Я позвонил, и слуга с прилизанными волосами, которого я видел впервые, неслышно появился в комнате, подобострастно улыбаясь, – лакей с головы до пят.
– Луи, – сказал мистер Фэрли, полируя свои ногти одной из замшевых подушечек, предназначенных для чистки монет, – сегодня утром я кое-что записал на моих табличках. Найдите их. Тысяча извинений, мистер Хартрайт. Боюсь, что я вам наскучил. – Он устало закрыл глаза, прежде чем я смог что-либо ответить.
Он и вправду наскучил мне, и я молча смотрел на Мадонну Рафаэля.
Лакей вышел из комнаты и вернулся с книжечкой в переплете из слоновой кости. Мистер Фэрли с легким вздохом очнулся, взял книжечку и мановением пальца велел лакею ждать дальнейших приказаний.

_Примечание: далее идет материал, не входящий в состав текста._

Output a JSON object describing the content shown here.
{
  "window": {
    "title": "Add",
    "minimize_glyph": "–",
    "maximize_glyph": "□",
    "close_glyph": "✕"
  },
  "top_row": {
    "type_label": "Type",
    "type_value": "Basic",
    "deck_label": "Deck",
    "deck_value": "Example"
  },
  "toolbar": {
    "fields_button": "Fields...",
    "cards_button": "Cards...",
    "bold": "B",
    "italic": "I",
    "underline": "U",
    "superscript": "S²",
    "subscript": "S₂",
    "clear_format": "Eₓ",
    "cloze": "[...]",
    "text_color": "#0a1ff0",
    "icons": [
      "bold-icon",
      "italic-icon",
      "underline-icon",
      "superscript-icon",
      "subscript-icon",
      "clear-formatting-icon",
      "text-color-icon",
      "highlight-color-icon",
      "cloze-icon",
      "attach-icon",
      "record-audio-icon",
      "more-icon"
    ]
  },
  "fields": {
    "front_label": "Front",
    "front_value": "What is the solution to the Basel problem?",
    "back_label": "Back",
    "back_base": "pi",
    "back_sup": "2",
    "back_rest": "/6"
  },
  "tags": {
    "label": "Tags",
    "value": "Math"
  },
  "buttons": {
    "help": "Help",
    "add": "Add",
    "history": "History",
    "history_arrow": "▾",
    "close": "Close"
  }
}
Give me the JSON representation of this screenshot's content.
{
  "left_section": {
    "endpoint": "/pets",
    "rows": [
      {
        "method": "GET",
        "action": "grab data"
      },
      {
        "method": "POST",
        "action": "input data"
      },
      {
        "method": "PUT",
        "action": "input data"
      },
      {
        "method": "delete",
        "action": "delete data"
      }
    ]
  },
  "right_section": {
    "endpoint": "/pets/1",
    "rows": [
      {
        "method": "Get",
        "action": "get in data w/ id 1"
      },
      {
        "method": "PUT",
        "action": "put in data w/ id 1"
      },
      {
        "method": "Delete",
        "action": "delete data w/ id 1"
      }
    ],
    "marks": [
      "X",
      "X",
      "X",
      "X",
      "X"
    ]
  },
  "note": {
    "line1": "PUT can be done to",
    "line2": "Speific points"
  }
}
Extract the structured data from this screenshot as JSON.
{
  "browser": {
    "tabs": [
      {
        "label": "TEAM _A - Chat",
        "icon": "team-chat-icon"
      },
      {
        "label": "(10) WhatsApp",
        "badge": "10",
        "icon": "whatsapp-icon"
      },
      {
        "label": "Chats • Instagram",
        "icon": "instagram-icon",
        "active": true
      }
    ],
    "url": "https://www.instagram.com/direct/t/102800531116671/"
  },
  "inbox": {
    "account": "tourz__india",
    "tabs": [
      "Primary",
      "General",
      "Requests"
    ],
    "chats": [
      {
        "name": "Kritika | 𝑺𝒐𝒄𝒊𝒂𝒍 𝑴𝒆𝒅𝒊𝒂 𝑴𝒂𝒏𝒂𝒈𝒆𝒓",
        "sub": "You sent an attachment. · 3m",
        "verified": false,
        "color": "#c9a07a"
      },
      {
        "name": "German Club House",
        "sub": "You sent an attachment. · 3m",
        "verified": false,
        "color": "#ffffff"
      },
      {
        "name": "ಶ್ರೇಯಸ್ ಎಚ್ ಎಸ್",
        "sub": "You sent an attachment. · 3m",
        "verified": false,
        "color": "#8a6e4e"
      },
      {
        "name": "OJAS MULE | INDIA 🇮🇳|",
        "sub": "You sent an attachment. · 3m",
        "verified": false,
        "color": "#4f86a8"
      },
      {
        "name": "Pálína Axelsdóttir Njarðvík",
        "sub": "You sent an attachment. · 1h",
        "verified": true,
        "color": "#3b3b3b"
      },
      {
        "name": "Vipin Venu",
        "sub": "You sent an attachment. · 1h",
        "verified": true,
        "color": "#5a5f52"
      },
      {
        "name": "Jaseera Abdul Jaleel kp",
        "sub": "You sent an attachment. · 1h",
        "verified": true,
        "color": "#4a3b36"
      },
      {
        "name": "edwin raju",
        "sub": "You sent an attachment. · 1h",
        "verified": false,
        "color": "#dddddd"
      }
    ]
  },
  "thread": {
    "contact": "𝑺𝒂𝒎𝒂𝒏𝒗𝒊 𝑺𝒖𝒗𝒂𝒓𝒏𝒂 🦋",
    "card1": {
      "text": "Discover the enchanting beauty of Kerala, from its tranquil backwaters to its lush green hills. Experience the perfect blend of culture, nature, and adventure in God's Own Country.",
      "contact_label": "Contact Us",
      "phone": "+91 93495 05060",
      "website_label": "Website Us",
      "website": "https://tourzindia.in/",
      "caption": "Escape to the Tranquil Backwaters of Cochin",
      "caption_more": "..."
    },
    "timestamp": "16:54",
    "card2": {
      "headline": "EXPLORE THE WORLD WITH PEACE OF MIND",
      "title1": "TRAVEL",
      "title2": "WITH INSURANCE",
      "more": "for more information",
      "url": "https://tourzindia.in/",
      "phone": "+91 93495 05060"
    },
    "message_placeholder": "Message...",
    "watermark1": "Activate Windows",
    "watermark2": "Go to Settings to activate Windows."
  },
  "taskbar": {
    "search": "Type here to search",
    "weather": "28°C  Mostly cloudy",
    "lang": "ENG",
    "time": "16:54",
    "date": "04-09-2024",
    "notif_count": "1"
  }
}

– Да. Именно так! – сказал мистер Фэрли, посоветовавшись с табличками. – Луи, подайте эту папку. – Он указал на папки, лежащие на полке у одного из окон. – Нет, не ту. Не с зеленым корешком! В ней гравюры Рембрандта, мистер Хартрайт. Вы любите гравюры?.. Рад, что у нас одинаковые вкусы… Папку с красным корешком, Луи. Не уроните ее!.. Вы не можете вообразить, какие муки я претерпел бы, мистер Хартрайт, если бы Луи уронил эту папку! Она не упадет со стула? Вы считаете, что она не упадет? Да? Я счастлив. Сделайте одолжение, посмотрите эти рисунки, если вы в самом деле считаете, что они в безопасности… Луи, уходите. Вы осел! Вы же видите, что я держу таблички! Долго ли я должен их еще держать? Почему вы не берете их у меня из рук?.. Тысячу извинений, мистер Хартрайт. Слуги – такие ослы, не правда ли?.. Как вам нравятся эти рисунки? Они прибыли в ужасном состоянии – мне показалось, что от них пахнет руками этих лавочников, торговцев картинами… Можете ли вы ими заняться?
Хотя нервы мои были недостаточно чувствительны, чтобы уловить запах рук каких-то плебеев, вкус мой был достаточно развит: я увидел перед собой прекраснейшие рисунки и акварели; по большей части это были великолепные образцы английской школы, и они, конечно, заслуживали более внимательного отношения со стороны их бывших хозяев.